CHOISIR LA BONNE DURÉE ET… RESPIRER

J’encourage mes patients à mettre l’accent sur leur respiration plutôt que de maintenir leur exercice d’étirement pour une durée fixe (par exemple, de 15 à 30 secondes). La réalisation d’un exercice d’assouplissement, comme vous le comprenez déjà, est un processus hautement individualisé. Ainsi, chaque personne peut mettre un temps différent pour tirer profit d’un mouvement d’assouplissement. Afin de profiter au maximum de vos exercices d’assouplissement, mettez un point d’honneur à ralentir votre respiration. Prenez surtout soin de bien expirer et de vous détendre. Cela permettra à votre système nerveux de se relaxer, car relaxation et gain de souplesse vont toujours de pair. C’est un principe qui est utilisé dans plusieurs disciplines, comme le yoga.

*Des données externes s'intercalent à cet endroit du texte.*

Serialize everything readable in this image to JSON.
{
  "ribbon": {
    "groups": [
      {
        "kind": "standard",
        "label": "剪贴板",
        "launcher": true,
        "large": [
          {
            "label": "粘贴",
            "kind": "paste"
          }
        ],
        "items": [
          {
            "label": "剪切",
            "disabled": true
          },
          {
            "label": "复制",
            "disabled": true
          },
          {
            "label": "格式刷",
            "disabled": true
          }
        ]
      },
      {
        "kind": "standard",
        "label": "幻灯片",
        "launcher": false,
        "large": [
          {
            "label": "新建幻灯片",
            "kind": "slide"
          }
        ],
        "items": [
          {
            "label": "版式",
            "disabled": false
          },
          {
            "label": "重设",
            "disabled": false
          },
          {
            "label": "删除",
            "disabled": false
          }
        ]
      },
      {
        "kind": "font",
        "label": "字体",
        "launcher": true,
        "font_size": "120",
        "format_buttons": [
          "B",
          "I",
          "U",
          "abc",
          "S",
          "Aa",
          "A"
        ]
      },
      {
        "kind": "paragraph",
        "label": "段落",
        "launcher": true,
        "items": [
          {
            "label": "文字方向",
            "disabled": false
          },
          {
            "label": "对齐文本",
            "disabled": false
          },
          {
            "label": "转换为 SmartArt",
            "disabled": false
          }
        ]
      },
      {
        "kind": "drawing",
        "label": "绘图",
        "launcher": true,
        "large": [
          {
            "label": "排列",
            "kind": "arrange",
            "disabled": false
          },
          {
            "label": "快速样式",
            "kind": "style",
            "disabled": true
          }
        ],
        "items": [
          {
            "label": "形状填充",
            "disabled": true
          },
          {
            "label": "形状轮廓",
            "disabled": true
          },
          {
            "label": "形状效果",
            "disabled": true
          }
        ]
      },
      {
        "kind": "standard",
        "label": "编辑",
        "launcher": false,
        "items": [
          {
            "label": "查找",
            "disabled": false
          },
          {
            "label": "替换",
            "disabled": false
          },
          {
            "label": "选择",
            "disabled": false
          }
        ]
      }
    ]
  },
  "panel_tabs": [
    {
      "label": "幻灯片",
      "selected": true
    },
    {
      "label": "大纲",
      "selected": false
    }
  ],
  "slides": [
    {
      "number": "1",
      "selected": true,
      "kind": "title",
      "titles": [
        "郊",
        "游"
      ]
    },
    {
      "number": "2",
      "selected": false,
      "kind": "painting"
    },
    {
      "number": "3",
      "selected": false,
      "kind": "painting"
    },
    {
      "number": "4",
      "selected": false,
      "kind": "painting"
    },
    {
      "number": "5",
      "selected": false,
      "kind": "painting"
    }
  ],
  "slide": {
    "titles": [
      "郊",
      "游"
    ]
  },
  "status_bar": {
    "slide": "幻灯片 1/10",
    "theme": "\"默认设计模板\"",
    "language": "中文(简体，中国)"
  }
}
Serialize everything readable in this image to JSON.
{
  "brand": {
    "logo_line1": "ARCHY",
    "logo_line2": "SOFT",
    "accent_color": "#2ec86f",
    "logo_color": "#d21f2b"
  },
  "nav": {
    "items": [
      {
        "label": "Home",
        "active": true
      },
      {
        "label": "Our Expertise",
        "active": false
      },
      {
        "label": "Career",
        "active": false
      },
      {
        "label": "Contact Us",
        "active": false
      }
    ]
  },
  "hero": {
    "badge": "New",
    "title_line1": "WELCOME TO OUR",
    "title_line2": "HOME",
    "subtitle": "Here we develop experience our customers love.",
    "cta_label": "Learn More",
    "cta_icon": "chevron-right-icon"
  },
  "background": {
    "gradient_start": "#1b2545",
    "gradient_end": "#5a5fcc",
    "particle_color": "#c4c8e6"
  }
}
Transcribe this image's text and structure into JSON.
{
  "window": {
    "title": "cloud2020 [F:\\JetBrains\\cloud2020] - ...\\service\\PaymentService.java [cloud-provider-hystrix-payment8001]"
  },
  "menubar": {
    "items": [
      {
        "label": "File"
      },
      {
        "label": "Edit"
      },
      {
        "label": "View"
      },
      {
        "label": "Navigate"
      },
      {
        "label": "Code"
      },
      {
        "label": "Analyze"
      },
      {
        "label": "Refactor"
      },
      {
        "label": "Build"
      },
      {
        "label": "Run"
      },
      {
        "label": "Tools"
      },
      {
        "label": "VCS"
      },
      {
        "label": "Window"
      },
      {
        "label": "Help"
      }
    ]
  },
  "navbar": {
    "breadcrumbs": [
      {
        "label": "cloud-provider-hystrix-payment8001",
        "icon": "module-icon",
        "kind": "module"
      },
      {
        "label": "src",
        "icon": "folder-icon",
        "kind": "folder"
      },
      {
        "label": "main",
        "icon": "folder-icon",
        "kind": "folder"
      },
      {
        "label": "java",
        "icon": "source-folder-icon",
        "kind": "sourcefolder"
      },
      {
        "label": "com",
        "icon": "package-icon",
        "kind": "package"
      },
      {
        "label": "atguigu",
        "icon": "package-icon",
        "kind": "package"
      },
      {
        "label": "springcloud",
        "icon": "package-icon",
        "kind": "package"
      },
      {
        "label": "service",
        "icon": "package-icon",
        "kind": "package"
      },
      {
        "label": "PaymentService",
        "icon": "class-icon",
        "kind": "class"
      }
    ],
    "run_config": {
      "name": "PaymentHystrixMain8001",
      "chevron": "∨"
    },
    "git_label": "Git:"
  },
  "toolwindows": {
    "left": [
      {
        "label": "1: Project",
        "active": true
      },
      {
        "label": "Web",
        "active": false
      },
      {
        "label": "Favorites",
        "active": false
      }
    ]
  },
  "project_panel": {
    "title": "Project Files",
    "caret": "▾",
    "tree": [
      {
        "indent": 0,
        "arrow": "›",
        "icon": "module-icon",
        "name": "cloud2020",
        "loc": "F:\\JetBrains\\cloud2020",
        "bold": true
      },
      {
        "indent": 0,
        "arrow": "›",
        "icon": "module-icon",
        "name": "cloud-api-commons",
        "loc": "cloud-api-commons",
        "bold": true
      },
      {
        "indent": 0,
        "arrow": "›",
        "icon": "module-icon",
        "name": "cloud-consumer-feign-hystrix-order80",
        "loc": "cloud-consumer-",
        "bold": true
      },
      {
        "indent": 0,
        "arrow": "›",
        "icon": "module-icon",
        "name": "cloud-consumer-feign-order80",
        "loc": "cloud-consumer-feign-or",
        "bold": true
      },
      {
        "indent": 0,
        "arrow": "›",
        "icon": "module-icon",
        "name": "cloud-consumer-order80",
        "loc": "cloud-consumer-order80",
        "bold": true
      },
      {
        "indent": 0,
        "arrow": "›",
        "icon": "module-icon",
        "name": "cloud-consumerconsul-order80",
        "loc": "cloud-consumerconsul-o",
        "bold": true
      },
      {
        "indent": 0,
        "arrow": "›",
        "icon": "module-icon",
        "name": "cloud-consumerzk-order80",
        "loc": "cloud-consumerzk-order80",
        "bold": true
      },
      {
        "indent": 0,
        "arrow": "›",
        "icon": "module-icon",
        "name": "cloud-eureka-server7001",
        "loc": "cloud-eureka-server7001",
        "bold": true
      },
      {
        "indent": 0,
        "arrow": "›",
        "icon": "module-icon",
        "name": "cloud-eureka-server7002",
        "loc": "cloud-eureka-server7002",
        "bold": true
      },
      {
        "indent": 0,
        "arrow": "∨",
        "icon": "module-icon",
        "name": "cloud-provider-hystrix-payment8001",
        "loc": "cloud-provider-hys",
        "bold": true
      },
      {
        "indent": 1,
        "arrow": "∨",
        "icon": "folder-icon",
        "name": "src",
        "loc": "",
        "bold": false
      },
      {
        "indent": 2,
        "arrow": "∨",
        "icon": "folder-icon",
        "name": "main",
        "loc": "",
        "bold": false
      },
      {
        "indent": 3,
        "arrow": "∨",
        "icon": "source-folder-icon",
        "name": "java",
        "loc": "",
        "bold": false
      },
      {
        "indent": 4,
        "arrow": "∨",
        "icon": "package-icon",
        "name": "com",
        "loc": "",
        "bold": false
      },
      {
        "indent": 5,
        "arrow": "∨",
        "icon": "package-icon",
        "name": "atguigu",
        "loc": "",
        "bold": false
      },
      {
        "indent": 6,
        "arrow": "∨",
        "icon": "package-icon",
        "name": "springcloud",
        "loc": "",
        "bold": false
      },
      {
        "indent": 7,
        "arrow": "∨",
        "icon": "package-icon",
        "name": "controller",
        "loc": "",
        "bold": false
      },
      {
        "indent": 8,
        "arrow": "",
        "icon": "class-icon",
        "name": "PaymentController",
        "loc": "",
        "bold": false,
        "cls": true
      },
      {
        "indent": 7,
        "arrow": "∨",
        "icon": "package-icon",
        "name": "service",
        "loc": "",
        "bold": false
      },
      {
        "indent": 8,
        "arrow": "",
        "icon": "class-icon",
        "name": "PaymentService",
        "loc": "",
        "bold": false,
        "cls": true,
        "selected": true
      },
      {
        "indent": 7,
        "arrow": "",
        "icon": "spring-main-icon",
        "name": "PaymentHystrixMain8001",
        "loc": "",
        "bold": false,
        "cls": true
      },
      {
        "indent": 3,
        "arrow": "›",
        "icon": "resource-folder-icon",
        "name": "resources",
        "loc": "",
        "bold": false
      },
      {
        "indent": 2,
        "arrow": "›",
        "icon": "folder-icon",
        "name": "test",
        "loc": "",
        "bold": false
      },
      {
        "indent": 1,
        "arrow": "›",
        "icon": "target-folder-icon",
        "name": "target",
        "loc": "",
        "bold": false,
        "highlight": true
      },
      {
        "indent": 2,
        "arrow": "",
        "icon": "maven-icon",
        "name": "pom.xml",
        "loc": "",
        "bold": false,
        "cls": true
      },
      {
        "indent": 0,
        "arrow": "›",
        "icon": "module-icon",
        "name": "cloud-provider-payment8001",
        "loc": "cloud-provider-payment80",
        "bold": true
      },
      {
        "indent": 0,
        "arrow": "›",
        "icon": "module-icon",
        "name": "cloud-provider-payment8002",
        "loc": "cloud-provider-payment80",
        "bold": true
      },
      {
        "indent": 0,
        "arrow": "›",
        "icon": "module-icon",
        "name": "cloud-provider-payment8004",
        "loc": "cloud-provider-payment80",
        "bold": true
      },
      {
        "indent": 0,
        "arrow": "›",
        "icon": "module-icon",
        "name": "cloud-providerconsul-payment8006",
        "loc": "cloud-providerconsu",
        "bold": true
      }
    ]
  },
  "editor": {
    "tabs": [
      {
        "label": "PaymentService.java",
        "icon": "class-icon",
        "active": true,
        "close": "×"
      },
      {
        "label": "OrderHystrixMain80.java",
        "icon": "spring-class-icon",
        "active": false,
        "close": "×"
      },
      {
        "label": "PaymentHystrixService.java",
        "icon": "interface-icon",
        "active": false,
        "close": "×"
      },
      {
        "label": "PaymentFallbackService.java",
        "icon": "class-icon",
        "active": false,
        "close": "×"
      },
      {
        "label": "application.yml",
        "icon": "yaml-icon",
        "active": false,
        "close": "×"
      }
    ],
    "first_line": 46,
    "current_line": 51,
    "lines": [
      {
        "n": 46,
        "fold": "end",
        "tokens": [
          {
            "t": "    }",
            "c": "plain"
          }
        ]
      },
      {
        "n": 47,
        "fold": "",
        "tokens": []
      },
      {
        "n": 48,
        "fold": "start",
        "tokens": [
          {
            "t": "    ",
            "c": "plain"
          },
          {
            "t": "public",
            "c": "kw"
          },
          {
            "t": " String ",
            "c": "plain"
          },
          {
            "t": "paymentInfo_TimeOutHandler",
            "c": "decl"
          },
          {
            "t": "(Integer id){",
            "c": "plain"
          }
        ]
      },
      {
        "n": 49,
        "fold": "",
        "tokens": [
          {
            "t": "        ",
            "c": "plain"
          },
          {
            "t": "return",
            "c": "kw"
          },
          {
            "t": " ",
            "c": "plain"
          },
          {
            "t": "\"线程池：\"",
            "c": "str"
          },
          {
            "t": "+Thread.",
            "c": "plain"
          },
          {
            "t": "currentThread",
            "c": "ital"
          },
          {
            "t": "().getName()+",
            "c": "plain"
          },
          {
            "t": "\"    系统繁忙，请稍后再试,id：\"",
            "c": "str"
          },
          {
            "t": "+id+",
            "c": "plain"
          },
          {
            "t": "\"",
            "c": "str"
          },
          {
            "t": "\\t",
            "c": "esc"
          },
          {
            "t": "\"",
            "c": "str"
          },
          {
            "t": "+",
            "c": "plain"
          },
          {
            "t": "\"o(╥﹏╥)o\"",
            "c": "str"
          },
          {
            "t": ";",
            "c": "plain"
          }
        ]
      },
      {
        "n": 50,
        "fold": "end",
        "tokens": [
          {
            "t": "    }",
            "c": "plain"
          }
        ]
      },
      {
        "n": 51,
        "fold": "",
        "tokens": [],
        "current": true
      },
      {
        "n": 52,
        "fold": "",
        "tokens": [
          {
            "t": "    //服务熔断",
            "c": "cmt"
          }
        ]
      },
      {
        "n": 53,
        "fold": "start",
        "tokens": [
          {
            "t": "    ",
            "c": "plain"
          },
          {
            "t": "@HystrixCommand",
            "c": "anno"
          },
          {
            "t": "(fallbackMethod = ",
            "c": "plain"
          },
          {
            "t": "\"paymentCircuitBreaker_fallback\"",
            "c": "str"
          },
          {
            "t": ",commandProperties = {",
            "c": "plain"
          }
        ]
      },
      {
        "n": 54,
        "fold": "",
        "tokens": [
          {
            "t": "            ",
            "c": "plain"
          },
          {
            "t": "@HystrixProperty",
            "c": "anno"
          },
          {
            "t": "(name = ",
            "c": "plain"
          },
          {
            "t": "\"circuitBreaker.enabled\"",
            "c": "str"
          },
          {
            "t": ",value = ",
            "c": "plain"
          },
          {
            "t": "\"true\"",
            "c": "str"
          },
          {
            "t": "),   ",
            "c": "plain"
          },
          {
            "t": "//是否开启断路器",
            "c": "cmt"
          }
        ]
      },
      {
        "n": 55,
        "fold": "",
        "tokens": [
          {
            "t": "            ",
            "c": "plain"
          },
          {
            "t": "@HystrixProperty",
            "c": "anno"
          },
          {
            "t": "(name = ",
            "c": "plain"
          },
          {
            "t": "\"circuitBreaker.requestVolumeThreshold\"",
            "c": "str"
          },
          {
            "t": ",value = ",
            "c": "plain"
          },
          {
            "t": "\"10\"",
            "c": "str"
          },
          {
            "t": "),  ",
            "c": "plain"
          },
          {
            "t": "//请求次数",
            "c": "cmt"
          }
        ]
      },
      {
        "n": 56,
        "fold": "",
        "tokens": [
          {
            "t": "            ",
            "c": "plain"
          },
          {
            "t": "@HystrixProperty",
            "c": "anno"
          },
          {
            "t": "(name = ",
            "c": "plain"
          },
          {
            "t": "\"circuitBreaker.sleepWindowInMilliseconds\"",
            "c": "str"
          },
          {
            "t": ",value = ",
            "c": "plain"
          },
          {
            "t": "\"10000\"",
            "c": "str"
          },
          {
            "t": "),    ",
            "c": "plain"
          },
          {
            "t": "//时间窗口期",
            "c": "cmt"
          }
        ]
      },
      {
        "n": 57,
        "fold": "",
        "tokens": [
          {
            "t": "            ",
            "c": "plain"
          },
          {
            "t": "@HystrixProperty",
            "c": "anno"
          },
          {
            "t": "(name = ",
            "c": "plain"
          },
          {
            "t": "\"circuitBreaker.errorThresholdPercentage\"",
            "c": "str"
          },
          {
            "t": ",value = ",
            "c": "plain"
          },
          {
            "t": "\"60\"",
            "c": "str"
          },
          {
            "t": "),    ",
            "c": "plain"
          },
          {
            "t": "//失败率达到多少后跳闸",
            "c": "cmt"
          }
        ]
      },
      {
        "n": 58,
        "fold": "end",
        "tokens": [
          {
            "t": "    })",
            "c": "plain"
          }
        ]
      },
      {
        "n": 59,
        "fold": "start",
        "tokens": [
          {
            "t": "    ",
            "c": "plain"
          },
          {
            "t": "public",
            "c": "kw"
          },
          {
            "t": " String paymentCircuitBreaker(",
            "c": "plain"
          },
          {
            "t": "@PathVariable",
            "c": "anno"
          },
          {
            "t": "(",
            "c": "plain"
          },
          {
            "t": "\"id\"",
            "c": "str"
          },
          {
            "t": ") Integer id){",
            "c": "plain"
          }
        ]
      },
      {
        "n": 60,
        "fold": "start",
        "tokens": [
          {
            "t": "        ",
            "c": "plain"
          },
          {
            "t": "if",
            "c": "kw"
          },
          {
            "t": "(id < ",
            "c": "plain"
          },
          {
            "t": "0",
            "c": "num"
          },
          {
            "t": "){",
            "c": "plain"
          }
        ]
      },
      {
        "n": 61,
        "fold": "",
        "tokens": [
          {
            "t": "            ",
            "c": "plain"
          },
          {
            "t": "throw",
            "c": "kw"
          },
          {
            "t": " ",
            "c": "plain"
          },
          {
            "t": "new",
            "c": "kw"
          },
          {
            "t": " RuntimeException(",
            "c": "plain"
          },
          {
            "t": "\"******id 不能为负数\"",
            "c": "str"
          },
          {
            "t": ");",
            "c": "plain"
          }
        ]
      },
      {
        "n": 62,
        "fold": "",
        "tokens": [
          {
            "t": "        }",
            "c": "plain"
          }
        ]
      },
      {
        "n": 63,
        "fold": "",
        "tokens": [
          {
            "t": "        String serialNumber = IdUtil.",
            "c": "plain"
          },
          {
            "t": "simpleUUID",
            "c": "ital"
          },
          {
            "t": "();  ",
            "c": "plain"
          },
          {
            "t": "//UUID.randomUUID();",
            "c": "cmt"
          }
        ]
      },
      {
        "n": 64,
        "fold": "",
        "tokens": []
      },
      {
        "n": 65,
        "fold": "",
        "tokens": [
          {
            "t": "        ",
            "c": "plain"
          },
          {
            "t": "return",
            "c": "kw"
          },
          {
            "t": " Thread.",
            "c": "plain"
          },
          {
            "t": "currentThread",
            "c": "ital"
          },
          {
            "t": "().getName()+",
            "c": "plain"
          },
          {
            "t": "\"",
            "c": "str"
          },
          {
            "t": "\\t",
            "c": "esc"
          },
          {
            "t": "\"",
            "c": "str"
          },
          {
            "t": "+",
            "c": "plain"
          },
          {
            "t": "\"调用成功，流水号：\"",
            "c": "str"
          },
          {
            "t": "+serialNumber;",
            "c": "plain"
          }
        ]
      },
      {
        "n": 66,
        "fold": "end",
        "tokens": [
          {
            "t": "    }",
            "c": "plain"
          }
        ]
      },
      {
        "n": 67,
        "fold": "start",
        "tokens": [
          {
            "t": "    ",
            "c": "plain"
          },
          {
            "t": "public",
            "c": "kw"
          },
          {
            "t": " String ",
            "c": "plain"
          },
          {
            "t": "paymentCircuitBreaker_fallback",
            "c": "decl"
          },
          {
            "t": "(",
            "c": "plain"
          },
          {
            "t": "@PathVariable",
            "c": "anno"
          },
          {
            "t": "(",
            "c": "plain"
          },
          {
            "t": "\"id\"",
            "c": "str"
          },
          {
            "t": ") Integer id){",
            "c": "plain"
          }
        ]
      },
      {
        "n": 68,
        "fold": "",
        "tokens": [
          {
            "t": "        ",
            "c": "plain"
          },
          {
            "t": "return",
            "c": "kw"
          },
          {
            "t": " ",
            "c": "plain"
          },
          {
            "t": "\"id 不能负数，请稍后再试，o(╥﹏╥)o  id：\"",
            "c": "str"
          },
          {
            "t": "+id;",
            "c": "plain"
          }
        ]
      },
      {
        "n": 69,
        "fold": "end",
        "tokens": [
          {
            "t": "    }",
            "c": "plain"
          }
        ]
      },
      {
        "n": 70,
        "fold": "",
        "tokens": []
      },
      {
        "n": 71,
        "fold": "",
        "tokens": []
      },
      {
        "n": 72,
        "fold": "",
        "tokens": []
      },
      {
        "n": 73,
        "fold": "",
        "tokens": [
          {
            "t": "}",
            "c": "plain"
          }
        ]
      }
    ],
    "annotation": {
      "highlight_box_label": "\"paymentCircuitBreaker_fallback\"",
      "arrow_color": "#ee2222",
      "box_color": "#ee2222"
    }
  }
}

Pour déterminer si un étirement a été efficace, fiez-vous avant tout aux sensations que vous renvoie votre corps. Lors d’un exercice d’assouplissement bien exécuté, il devrait y avoir une sensation de raideur nettement moindre à la fin du mouvement par rapport au départ.

 

LA FRÉQUENCE

L’assouplissement s’intéresse certes aux muscles, mais aussi aux « contenants » de ces muscles. En effet, sans les fascias, ces enveloppes qui enrobent les muscles, ces derniers ne sont que des morceaux de viande informe. Or, les fascias ont ceci de particulier qu’ils réagissent assez lentement au stimulus qu’on leur impose. Bien qu’il soit possible d’obtenir des gains en souplesse au moyen de courtes sessions d’étirement en agissant sur les muscles et le système nerveux, il est recommandé de s’étirer fréquemment et assez longtemps pour que les gains se transmettent de manière durable aux fascias. Si vous avez un manque de mobilité flagrant dans une articulation, je vous suggère de l’assouplir tous les jours, deux ou trois fois par jour, si possible.

 

BON POUR LE CORPS, BON POUR L’ESPRIT

En prime, réaliser des exercices d’assouplissement aide à se reconnecter avec notre corps. Ils nous font prendre conscience de nos tensions physiques et de nos tracas psychologiques, et nous permettent ainsi de les reconnaître pour simplement mieux les abandonner. Les séances d’assouplissement peuvent devenir d’excellents moments de méditation.

 

RÉFÉRENCE

FREDERICK, Ann et Chris. Stretch to win, Human Kinetics, 2006, 251 p.